Other developments during the reporting period include the following: 

  • Treasury issued General License (GL) no. 23 and BIS issued guidance to facilitate the flow of earthquake relief into Syria, which provided broad exemptions for transactions normally prohibited or sanctionable related to earthquake relief. This GL was quickly followed by the E.U. and E.U.-aligned states.This effort has been criticized in anti-regime elements as being far too broad.  

  • The Biden Administration released the new Conventional Arms Transfer memo, focused on ensuring that arms transfers to not support corruption or undermine good governance, in addition to preventing proliferation. 


The China debate took center stage during the reporting period, with the app TikTok being the primary target.
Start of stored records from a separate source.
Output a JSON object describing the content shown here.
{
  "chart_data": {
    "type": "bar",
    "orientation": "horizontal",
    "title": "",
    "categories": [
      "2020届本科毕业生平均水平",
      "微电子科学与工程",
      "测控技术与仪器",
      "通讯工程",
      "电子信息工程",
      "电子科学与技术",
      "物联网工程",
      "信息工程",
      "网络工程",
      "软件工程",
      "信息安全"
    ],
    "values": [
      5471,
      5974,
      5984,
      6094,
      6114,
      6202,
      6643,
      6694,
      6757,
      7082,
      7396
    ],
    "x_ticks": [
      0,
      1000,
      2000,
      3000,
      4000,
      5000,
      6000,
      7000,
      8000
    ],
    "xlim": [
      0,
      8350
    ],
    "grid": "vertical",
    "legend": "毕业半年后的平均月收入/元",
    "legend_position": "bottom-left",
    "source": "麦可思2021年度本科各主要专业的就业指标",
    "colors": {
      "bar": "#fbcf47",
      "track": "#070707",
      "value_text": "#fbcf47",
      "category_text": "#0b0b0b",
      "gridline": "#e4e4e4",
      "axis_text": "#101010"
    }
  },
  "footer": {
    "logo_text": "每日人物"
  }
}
During the reporting period, Senate Intelligence Committee Chairman Mark Warner (D-VA) and Senate Minority Whip John Thune (R-SD) introduced legislation with a total of 13 bipartisan cosponsors providing the Department of Commerce with the expanded authority “to review, prevent, and mitigate ICT transactions that pose undue risk, protecting the U.S. supply chain now and into the future.” The Department of Commerce has already voiced its support for this legislative initiative, which was referred to the Senate Commerce, Science, and Transportation in the Senate, and would likely be referred to the House Committee on Energy and Commerce. 

There are multiple other legislative initiatives taking aim at TikTok. Senator Marco Rubio (R-FL), the Ranking Member of the Senate Intelligence Committee, and Congressman Mike Gallagher (R-WI), Chairman of the Select Committee on China, already have reintroduced legislation in the Senate imposing sanctions on TikTok.  Senator Rubio chose not to cosponsor the Warner legislation, noting that it did not mandate particular action against TikTok. During a Senate Intelligence Committee hearing (starting at 44:08) on March 8th, Senator Rubio asked FBI Director Christopher Wray whether the Chinese government could use TikTok to access data on millions of Americans, control software on their devices, or drive narratives to divide Americans, and Director Wray answered in the affirmative.  

House Foreign Affairs Committee Chairman Michael McCaul (R-TX) has also introduced and moved in Committee legislation targeting TikTok, although along a party-line vote.  This legislation would permit and then mandate the Administration to target apps that abuse the sensitive personal data of Americans but is specifically focused on China. Negotiations are now underway as to how to harmonize these legislative initiatives.  

During this reporting period, both the House Financial Services Committee and House Foreign Affairs Committee held markups on multiple China-related measures. The Committees have also been pressuring the Administration to take a more hard line towards China.  Chairman McCaul criticized Commerce for approving over $23 billion in licenses for blacklisted Chinese firms in general, and export licenses for Huawei in particular. On March 6, Chairman McCaul and Ranking Member Gregory Meeks (D-NY) wrote a letter to the Administration that triggered a legislative mandated determination under the Global Magnitsky sanctions regime whether the Hangzhou Hikvision Digital Technology has engaged in human rights-related sanctions. 

TikTok legislation will likely be further considered in the House and Senate in the coming months, and China-related legislation that has already moved through committee may be considered on the House Floor over the next few months.  The key consideration is whether the legislation itself will be China-specific or broadened.  

The Administration will likely continue to enforce sanctions against Russia; watch for potential oil-cap enforcement actions.